The Clam That Changed the World – Chapter 5

Hardly anyone thinks that clams changed the world. Most are benign, industrious critters toiling away in the sand or resting quietly in the sea. If we do consider them, it’s mostly because many are edible and some produce valuable, nacre-coated irritants worn as fashion. Perhaps the most famous bivalve in the world is the one that supports Venus in Botticelli’s legendary painting, The Birth of Venus. Botticelli depicts the Roman Goddess of beauty and love using the shell as a mode of transport as she arrives on land, blown by the winds. Although unrealistic as a way to travel, Botticelli’s shell does fit the classic image of a bivalve, something trod under foot.

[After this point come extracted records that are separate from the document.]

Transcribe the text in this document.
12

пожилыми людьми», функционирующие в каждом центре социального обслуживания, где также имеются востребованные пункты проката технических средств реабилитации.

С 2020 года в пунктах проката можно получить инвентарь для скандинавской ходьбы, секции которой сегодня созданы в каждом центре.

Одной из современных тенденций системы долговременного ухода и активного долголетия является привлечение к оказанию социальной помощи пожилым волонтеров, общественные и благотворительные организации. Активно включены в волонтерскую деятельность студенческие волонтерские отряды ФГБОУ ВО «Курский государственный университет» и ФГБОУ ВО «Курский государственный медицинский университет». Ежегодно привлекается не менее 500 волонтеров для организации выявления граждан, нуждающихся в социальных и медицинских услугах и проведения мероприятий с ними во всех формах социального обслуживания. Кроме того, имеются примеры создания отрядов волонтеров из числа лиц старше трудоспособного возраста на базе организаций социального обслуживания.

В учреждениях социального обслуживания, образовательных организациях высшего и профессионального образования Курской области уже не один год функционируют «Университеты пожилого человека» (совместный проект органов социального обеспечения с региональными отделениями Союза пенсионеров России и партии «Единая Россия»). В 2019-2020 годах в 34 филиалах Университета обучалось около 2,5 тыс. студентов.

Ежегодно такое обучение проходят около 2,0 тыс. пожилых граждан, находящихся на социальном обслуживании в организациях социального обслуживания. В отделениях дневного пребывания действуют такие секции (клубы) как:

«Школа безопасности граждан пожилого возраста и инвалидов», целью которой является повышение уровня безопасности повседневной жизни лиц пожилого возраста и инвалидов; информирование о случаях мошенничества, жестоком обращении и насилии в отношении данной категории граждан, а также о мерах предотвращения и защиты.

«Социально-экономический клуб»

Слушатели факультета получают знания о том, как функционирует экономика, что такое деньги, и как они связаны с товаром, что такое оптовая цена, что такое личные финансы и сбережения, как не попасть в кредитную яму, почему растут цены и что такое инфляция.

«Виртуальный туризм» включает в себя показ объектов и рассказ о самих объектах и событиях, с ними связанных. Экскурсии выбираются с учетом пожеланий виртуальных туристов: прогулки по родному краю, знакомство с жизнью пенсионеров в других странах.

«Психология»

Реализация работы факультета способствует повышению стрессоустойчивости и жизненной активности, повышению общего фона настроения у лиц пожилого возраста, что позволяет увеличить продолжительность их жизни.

Castillo de San Marcos, courtesy of National Park Service

Thus some find it odd that a bivalve, in particular a much smaller clam than the one that carried the lovely Venus, was seminal to the early history of colonization of North America. Carolina governor James Moore was the first to discover the power of the clam when he lay siege to the Spanish town of St. Augustine, Florida, in 1702. Moore attacked St. Augustine with 800 men, which forced all of the town’s residents into their recently completed fort, known as Castillo de San Marcos.

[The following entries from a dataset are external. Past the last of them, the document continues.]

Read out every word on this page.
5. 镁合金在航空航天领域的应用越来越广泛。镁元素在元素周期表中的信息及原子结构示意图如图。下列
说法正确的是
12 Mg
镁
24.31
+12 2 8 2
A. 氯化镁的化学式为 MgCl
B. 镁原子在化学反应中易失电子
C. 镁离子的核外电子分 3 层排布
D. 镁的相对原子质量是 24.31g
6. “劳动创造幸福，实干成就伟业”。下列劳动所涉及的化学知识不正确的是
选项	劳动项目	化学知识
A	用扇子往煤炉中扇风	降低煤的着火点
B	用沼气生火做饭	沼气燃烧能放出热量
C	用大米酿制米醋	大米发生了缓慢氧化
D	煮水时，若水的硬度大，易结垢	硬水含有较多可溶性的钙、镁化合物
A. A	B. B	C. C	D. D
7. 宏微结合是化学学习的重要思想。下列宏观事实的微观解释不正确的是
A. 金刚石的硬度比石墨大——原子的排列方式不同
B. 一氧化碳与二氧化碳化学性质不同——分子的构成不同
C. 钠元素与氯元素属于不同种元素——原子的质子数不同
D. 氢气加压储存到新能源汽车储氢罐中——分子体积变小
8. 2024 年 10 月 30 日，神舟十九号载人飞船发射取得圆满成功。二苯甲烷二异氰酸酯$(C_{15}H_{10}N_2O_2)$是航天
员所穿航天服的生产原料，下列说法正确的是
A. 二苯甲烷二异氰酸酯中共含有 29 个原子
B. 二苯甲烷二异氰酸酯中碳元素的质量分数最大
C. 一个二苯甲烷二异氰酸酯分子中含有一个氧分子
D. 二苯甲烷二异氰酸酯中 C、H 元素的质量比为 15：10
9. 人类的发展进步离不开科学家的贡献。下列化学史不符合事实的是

For six weeks, Moore bombarded the Castillo, but with no luck. Cannonballs either bounced off of or stuck in the fort without breaking the walls. What was the miraculous building material? It was an unusual variety of limestone called coquina (Spanish for “little shell”), which outcrops along the northern Florida coast. It formed 110,000 years ago as billions of bivalves accumulated on beaches. By far the most abundant bivalve is the coquina clam, Donax variabilis, the clam that changed the world.

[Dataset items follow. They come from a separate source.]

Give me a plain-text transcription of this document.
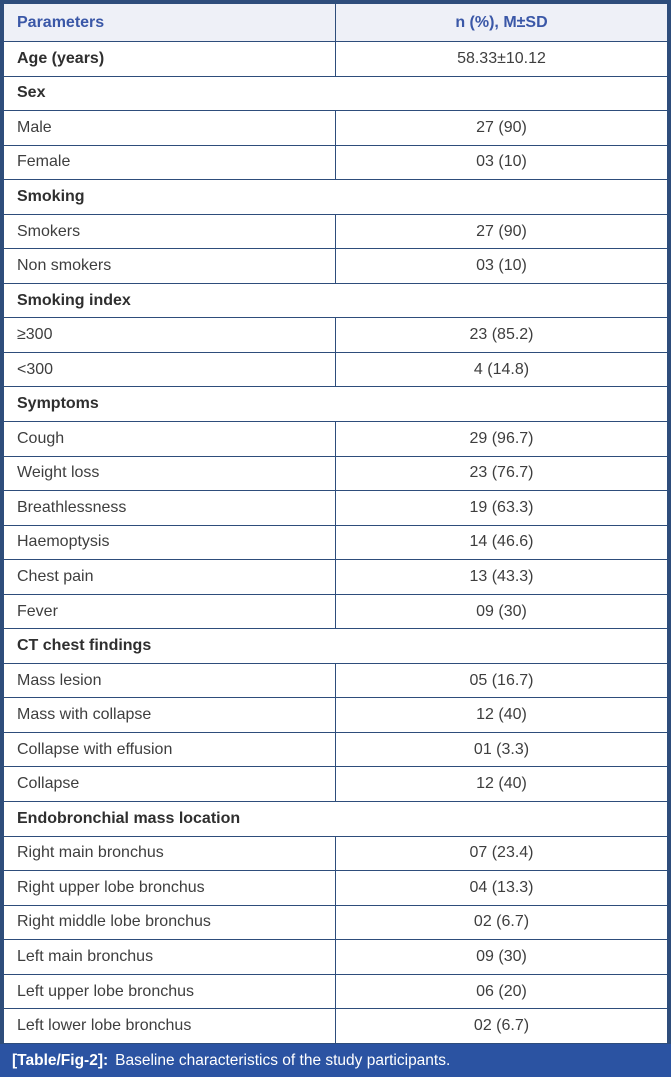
Parameters	n (%), M±SD
Age (years)	58.33±10.12
Sex	
Male	27 (90)
Female	03 (10)
Smoking	
Smokers	27 (90)
Non smokers	03 (10)
Smoking index	
≥300	23 (85.2)
<300	4 (14.8)
Symptoms	
Cough	29 (96.7)
Weight loss	23 (76.7)
Breathlessness	19 (63.3)
Haemoptysis	14 (46.6)
Chest pain	13 (43.3)
Fever	09 (30)
CT chest findings	
Mass lesion	05 (16.7)
Mass with collapse	12 (40)
Collapse with effusion	01 (3.3)
Collapse	12 (40)
Endobronchial mass location	
Right main bronchus	07 (23.4)
Right upper lobe bronchus	04 (13.3)
Right middle lobe bronchus	02 (6.7)
Left main bronchus	09 (30)
Left upper lobe bronchus	06 (20)
Left lower lobe bronchus	02 (6.7)
[Table/Fig-2]: Baseline characteristics of the study participants.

Moore eventually abandoned his nefarious plans and retreated back to Carolina. Thirty years later the English tried once more to take St. Augustine. Again they failed because of the coquina, leading one British soldier to express “[it] will not splinter but will give way to a cannon ball as though you would stick a knife into cheese.” Without the clam, one can argue that the English would have succeeded in invading St. Augustine, driven the Spanish out of Florida, and who knows how the world would have turned out.

But because of the clam, no armed force ever took St. Augustine. The Castillo still stands, a wonderful tribute to the power of stone to influence architecture, history, and politics.